Controlling for multiple variables
We can now regress on kitchen quality “controlling for” overall quality (scare quotes intentional). One way to do this is to regress on one-hot indicators for both:
reg_qual <- lm(SalePrice ~ Overall.Qual + Kitchen.Qual, ames)
print(coefficients(reg_qual)) (Intercept) Overall.Qual3 Overall.Qual4 Overall.Qual5 Overall.Qual6
89395.19 22100.00 73468.42 86982.22 119942.62
Overall.Qual7 Overall.Qual8 Overall.Qual9 Overall.Qual10 Kitchen.QualGd
150197.56 206392.52 266350.76 392470.83 -30395.19
Note that the increase in sales price associated with an Excellent kitchen is much lower after you control for overall quality of the house in this way.
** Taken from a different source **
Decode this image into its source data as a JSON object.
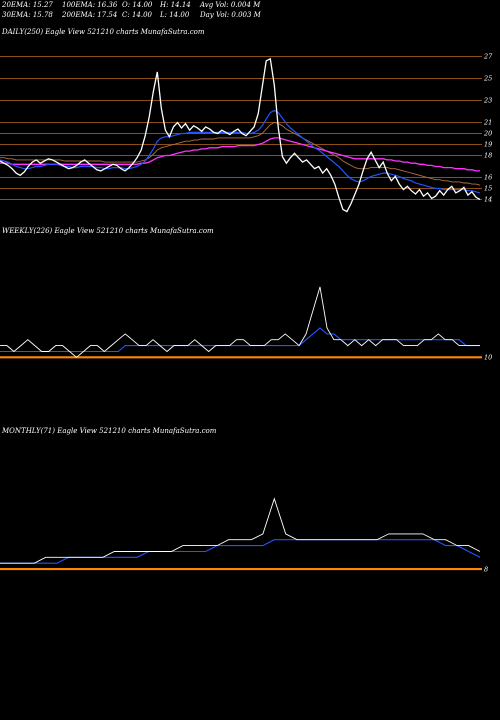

It appears that much of the difference in cost in the above regression may be attributed to correlation between kitchen quality and overall house quality.
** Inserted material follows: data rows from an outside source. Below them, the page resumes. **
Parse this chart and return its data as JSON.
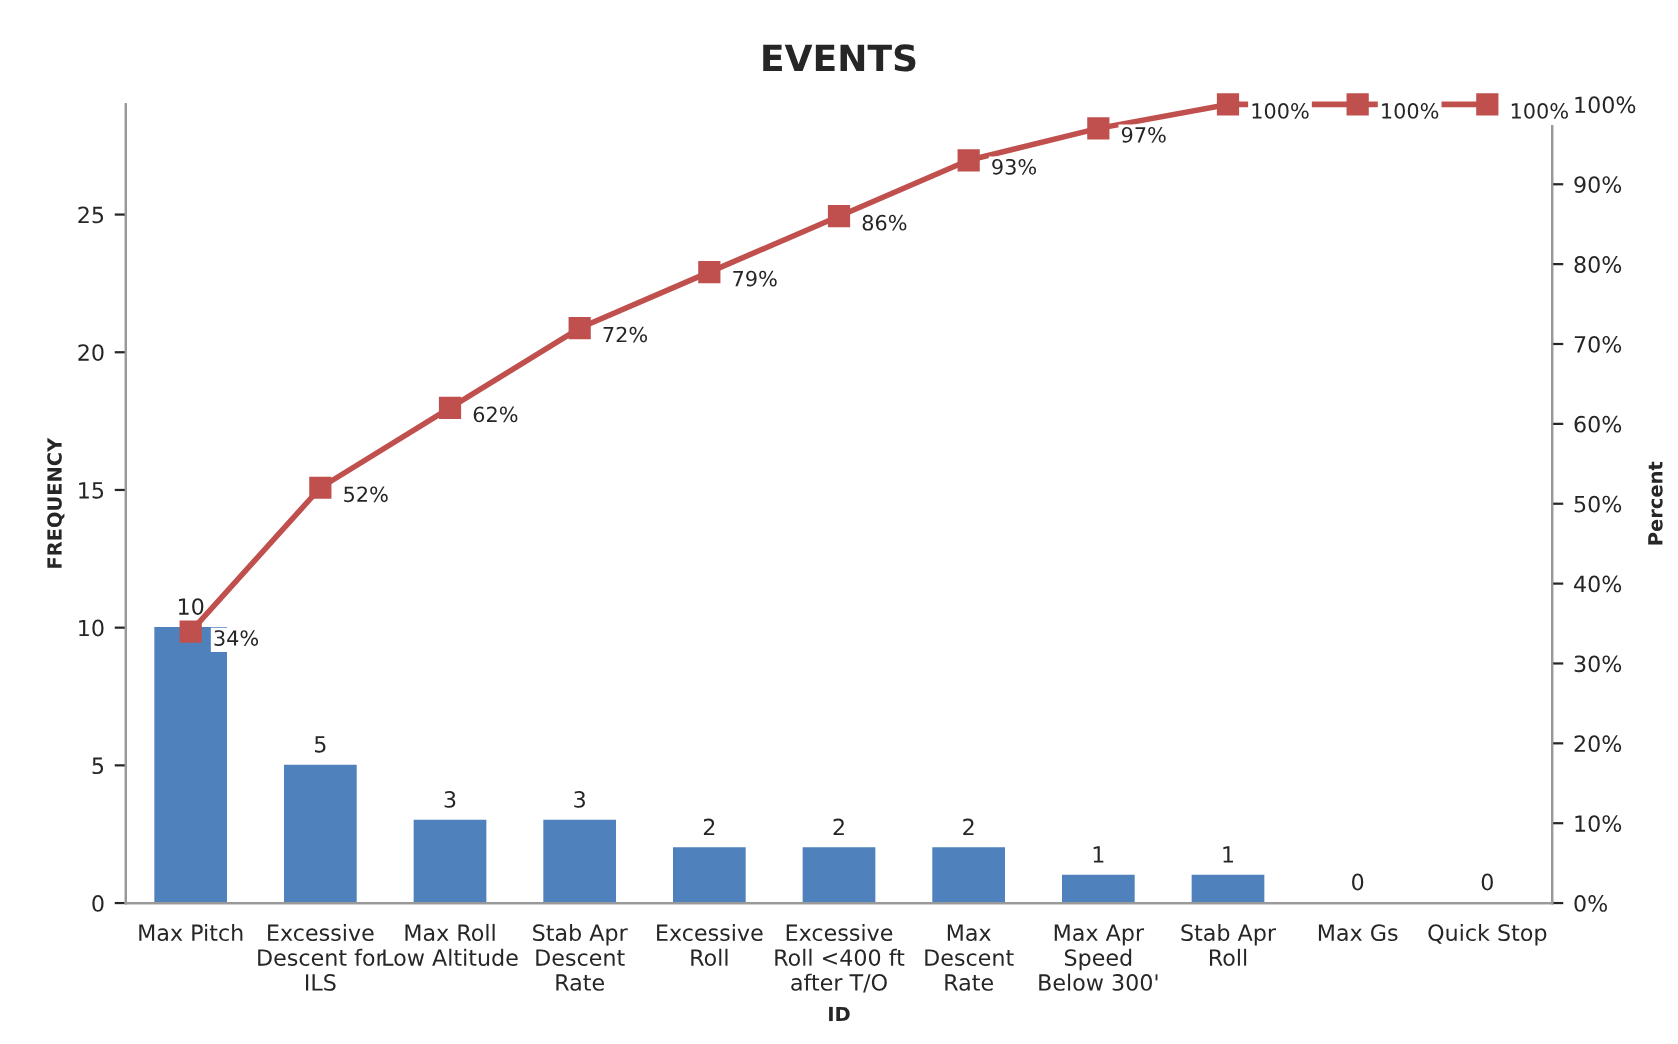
{
  "chart_data": {
    "type": "bar",
    "title": "EVENTS",
    "xlabel": "ID",
    "ylabel": "FREQUENCY",
    "y2label": "Percent",
    "categories": [
      "Max Pitch",
      "Excessive\nDescent for\nILS",
      "Max Roll\nLow Altitude",
      "Stab Apr\nDescent\nRate",
      "Excessive\nRoll",
      "Excessive\nRoll <400 ft\nafter T/O",
      "Max\nDescent\nRate",
      "Max Apr\nSpeed\nBelow 300'",
      "Stab Apr\nRoll",
      "Max Gs",
      "Quick Stop"
    ],
    "series": [
      {
        "color": "#4f81bd",
        "values": [
          10,
          5,
          3,
          3,
          2,
          2,
          2,
          1,
          1,
          0,
          0
        ],
        "value_labels": [
          "10",
          "5",
          "3",
          "3",
          "2",
          "2",
          "2",
          "1",
          "1",
          "0",
          "0"
        ]
      },
      {
        "type": "line",
        "axis": "y2",
        "color": "#c0504d",
        "marker": "square",
        "values": [
          34,
          52,
          62,
          72,
          79,
          86,
          93,
          97,
          100,
          100,
          100
        ],
        "value_labels": [
          "34%",
          "52%",
          "62%",
          "72%",
          "79%",
          "86%",
          "93%",
          "97%",
          "100%",
          "100%",
          "100%"
        ]
      }
    ],
    "ylim": [
      0,
      29
    ],
    "yticks": [
      0,
      5,
      10,
      15,
      20,
      25
    ],
    "y2lim": [
      0,
      100
    ],
    "y2ticks": [
      {
        "value": 0,
        "label": "0%"
      },
      {
        "value": 10,
        "label": "10%"
      },
      {
        "value": 20,
        "label": "20%"
      },
      {
        "value": 30,
        "label": "30%"
      },
      {
        "value": 40,
        "label": "40%"
      },
      {
        "value": 50,
        "label": "50%"
      },
      {
        "value": 60,
        "label": "60%"
      },
      {
        "value": 70,
        "label": "70%"
      },
      {
        "value": 80,
        "label": "80%"
      },
      {
        "value": 90,
        "label": "90%"
      },
      {
        "value": 100,
        "label": "100%"
      }
    ],
    "grid": false,
    "legend": false
  }
}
Note that the above regression assumes that the “effect” of overall quality is the same irrespective of the kitchen quality. We could run a regression with all the interactions to separately estimate the change in kitchen quality for each house quality. This is what actually corresponds to the graph above:
reg_qual <- lm(SalePrice ~ Overall.Qual * Kitchen.Qual - 1, ames)
print(summary(reg_qual))
Call:
lm(formula = SalePrice ~ Overall.Qual * Kitchen.Qual - 1, data = ames)
Residuals:
Min 1Q Median 3Q Max
-168246 -29701 -4211 22776 276754
Coefficients: (3 not defined because of singularities)
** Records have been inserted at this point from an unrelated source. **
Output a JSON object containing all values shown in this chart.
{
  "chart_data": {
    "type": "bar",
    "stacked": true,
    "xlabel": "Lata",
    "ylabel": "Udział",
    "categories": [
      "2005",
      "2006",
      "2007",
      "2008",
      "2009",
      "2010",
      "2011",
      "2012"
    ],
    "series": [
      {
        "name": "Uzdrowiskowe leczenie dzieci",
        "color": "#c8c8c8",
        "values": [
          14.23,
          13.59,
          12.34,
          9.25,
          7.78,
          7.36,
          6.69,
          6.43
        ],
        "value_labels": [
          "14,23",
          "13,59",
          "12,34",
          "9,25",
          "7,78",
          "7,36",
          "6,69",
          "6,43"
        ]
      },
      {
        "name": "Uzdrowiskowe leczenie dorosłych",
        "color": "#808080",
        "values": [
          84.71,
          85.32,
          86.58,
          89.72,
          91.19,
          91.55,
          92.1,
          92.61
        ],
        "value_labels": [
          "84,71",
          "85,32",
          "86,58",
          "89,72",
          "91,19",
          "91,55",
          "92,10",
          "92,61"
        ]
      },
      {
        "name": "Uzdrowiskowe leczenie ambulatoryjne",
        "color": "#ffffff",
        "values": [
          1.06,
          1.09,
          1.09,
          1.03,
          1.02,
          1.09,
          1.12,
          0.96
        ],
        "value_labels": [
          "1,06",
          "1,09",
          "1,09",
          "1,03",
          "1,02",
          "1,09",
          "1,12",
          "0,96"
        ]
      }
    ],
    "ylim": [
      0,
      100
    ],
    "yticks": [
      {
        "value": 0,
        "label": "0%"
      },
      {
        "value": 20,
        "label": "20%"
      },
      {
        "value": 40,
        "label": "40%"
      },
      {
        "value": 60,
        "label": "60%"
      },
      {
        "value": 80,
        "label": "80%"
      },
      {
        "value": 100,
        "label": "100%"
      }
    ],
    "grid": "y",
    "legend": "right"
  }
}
Estimate Std. Error t value Pr(>|t|)
Overall.Qual2 62246 59361 1.049 0.294604
Overall.Qual3 84346 45100 1.870 0.061737 .
Overall.Qual4 135715 37507 3.618 0.000311 ***
Overall.Qual5 169931 16713 10.168 < 2e-16 ***
Overall.Qual6 142425 23636 6.026 2.33e-09 ***
Overall.Qual7 239900 13646 17.580 < 2e-16 ***
Overall.Qual8 311166 9271 33.565 < 2e-16 ***
Overall.Qual9 355043 6493 54.679 < 2e-16 ***
Overall.Qual10 478246 13111 36.478 < 2e-16 ***
Kitchen.QualGd -3246 35905 -0.090 0.927979
Overall.Qual3:Kitchen.QualGd NA NA NA NA
Overall.Qual4:Kitchen.QualGd NA NA NA NA
Overall.Qual5:Kitchen.QualGd -20254 39849 -0.508 0.611362
Overall.Qual6:Kitchen.QualGd 41057 43112 0.952 0.341146
Overall.Qual7:Kitchen.QualGd -27466 38491 -0.714 0.475649
Overall.Qual8:Kitchen.QualGd -44328 37218 -1.191 0.233910
Overall.Qual9:Kitchen.QualGd -23061 39172 -0.589 0.556178
Overall.Qual10:Kitchen.QualGd NA NA NA NA
---
Signif. codes: 0 '***' 0.001 '**' 0.01 '*' 0.05 '.' 0.1 ' ' 1
Residual standard error: 47270 on 1041 degrees of freedom
Multiple R-squared: 0.9598, Adjusted R-squared: 0.9592
F-statistic: 1657 on 15 and 1041 DF, p-value: < 2.2e-16
The problem is these are extremely variable. Using additive effects can be thought of smoothing out the data so you can do “as-if” comparisons within a particular bucket.